Two men on trial over murder of Holocaust survivor Mireille Knoll

She suffered multiple stab wounds and her flat was set on fire in what prosecutors say was an antisemitic attack

Mireille Knoll (Photo: Facebook)

Two men accused of killing 85-year-old Holocaust survivor Mireille Knoll have gone on trial in what French prosecutors say was an antisemitic attack.

The suspects, 31-year-old Yacine Mihoub and Alex Carrimbacus, 25, reportedly met in prison while serving earlier sentences for robbery, violence and sexual assault.

Knoll’s body was discovered in March 2018 with multiple stab wounds. Her flat had been set on fire.

The killing prompted tribute marches around France to honour her memory and President Emmanuel Macron attended her funeral.

Knoll fled Paris in 1942 at the age of nine as the authorities began to round up local Jews and herd them into the Vel d’Hiv stadium.

Around 13,000 people were sent from the stadium to the Auschwitz death camp.
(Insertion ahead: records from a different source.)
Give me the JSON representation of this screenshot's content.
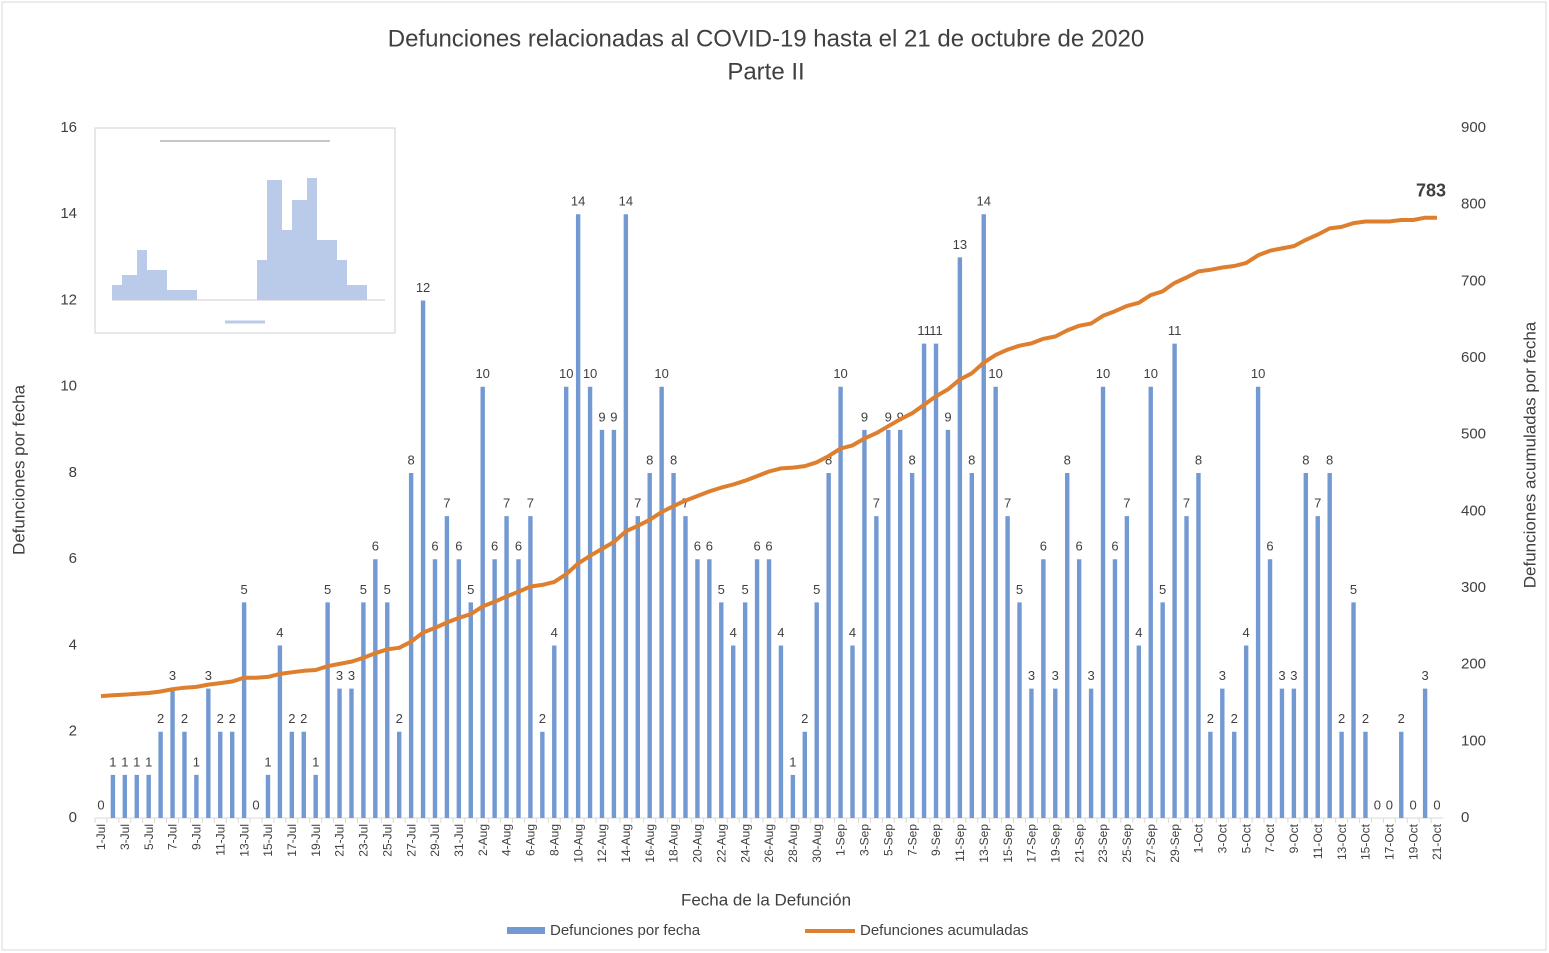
{
  "chart_data": {
    "type": "bar",
    "title": "Defunciones relacionadas al COVID-19 hasta el 21 de octubre de 2020",
    "subtitle": "Parte II",
    "x_label": "Fecha de la Defunción",
    "y_label": "Defunciones por fecha",
    "y2_label": "Defunciones acumuladas por fecha",
    "categories": [
      "1-Jul",
      null,
      "3-Jul",
      null,
      "5-Jul",
      null,
      "7-Jul",
      null,
      "9-Jul",
      null,
      "11-Jul",
      null,
      "13-Jul",
      null,
      "15-Jul",
      null,
      "17-Jul",
      null,
      "19-Jul",
      null,
      "21-Jul",
      null,
      "23-Jul",
      null,
      "25-Jul",
      null,
      "27-Jul",
      null,
      "29-Jul",
      null,
      "31-Jul",
      null,
      "2-Aug",
      null,
      "4-Aug",
      null,
      "6-Aug",
      null,
      "8-Aug",
      null,
      "10-Aug",
      null,
      "12-Aug",
      null,
      "14-Aug",
      null,
      "16-Aug",
      null,
      "18-Aug",
      null,
      "20-Aug",
      null,
      "22-Aug",
      null,
      "24-Aug",
      null,
      "26-Aug",
      null,
      "28-Aug",
      null,
      "30-Aug",
      null,
      "1-Sep",
      null,
      "3-Sep",
      null,
      "5-Sep",
      null,
      "7-Sep",
      null,
      "9-Sep",
      null,
      "11-Sep",
      null,
      "13-Sep",
      null,
      "15-Sep",
      null,
      "17-Sep",
      null,
      "19-Sep",
      null,
      "21-Sep",
      null,
      "23-Sep",
      null,
      "25-Sep",
      null,
      "27-Sep",
      null,
      "29-Sep",
      null,
      "1-Oct",
      null,
      "3-Oct",
      null,
      "5-Oct",
      null,
      "7-Oct",
      null,
      "9-Oct",
      null,
      "11-Oct",
      null,
      "13-Oct",
      null,
      "15-Oct",
      null,
      "17-Oct",
      null,
      "19-Oct",
      null,
      "21-Oct"
    ],
    "series": [
      {
        "name": "Defunciones por fecha",
        "type": "bar",
        "color": "#7399d3",
        "values": [
          0,
          1,
          1,
          1,
          1,
          2,
          3,
          2,
          1,
          3,
          2,
          2,
          5,
          0,
          1,
          4,
          2,
          2,
          1,
          5,
          3,
          3,
          5,
          6,
          5,
          2,
          8,
          12,
          6,
          7,
          6,
          5,
          10,
          6,
          7,
          6,
          7,
          2,
          4,
          10,
          14,
          10,
          9,
          9,
          14,
          7,
          8,
          10,
          8,
          7,
          6,
          6,
          5,
          4,
          5,
          6,
          6,
          4,
          1,
          2,
          5,
          8,
          10,
          4,
          9,
          7,
          9,
          9,
          8,
          11,
          11,
          9,
          13,
          8,
          14,
          10,
          7,
          5,
          3,
          6,
          3,
          8,
          6,
          3,
          10,
          6,
          7,
          4,
          10,
          5,
          11,
          7,
          8,
          2,
          3,
          2,
          4,
          10,
          6,
          3,
          3,
          8,
          7,
          8,
          2,
          5,
          2,
          0,
          0,
          2,
          0,
          3,
          0
        ]
      },
      {
        "name": "Defunciones acumuladas",
        "type": "line",
        "axis": "y2",
        "color": "#de7f2f",
        "values": [
          159,
          160,
          161,
          162,
          163,
          165,
          168,
          170,
          171,
          174,
          176,
          178,
          183,
          183,
          184,
          188,
          190,
          192,
          193,
          198,
          201,
          204,
          209,
          215,
          220,
          222,
          230,
          242,
          248,
          255,
          261,
          266,
          276,
          282,
          289,
          295,
          302,
          304,
          308,
          318,
          332,
          342,
          351,
          360,
          374,
          381,
          389,
          399,
          407,
          414,
          420,
          426,
          431,
          435,
          440,
          446,
          452,
          456,
          457,
          459,
          464,
          472,
          482,
          486,
          495,
          502,
          511,
          520,
          528,
          539,
          550,
          559,
          572,
          580,
          594,
          604,
          611,
          616,
          619,
          625,
          628,
          636,
          642,
          645,
          655,
          661,
          668,
          672,
          682,
          687,
          698,
          705,
          713,
          715,
          718,
          720,
          724,
          734,
          740,
          743,
          746,
          754,
          761,
          769,
          771,
          776,
          778,
          778,
          778,
          780,
          780,
          783,
          783
        ]
      }
    ],
    "ylim": [
      0,
      16
    ],
    "yticks": [
      0,
      2,
      4,
      6,
      8,
      10,
      12,
      14,
      16
    ],
    "y2lim": [
      0,
      900
    ],
    "y2ticks": [
      0,
      100,
      200,
      300,
      400,
      500,
      600,
      700,
      800,
      900
    ]
  }
}
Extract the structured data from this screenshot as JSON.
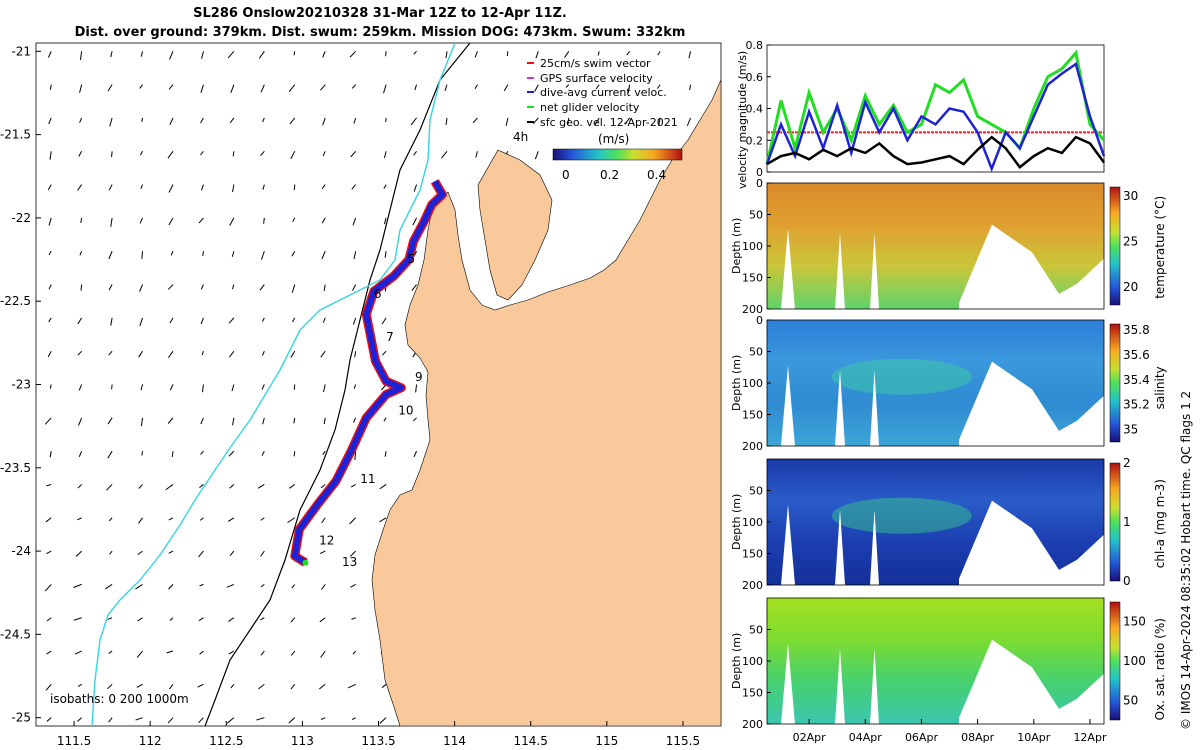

Fewer than 100 survived.

Knoll was helped by a family member with Brazilian citizenship who arranged an escape through southern European and Canada.

Her son Daniel told the Associated Press that she returned to France after the war and remained in her modest apartment even as her grandchildren relocated to Israel.

He said one of suspects in the trial lived in the same apartment complex as his mother and had been frequently hosted by her.

Both Mihoub and Carrimbacus are understood to blame the other for Knoll’s death.

Gilles-William Goldnadel, a lawyer for Knoll’s son, said: “It will take a miracle for the truth to come out of their mouths.”

But he told The Guardian that the evidence against the pair was overwhelming, describing the killing as “heinous antisemitism”

The trial, which is expected to run until the middle of November, follows widespread outrage at a court verdict concerning the murder of another Jewish woman, Sarah Halimi.

Halimi’s killer was deemed not criminal responsible because he had succumbed to a “delirious fit” after smoking cannabis.

It prompted Macron and Eric Dupond-Moretti, France’s justice minister, to promise new legislation that would close the so-called “cannabis loophole”.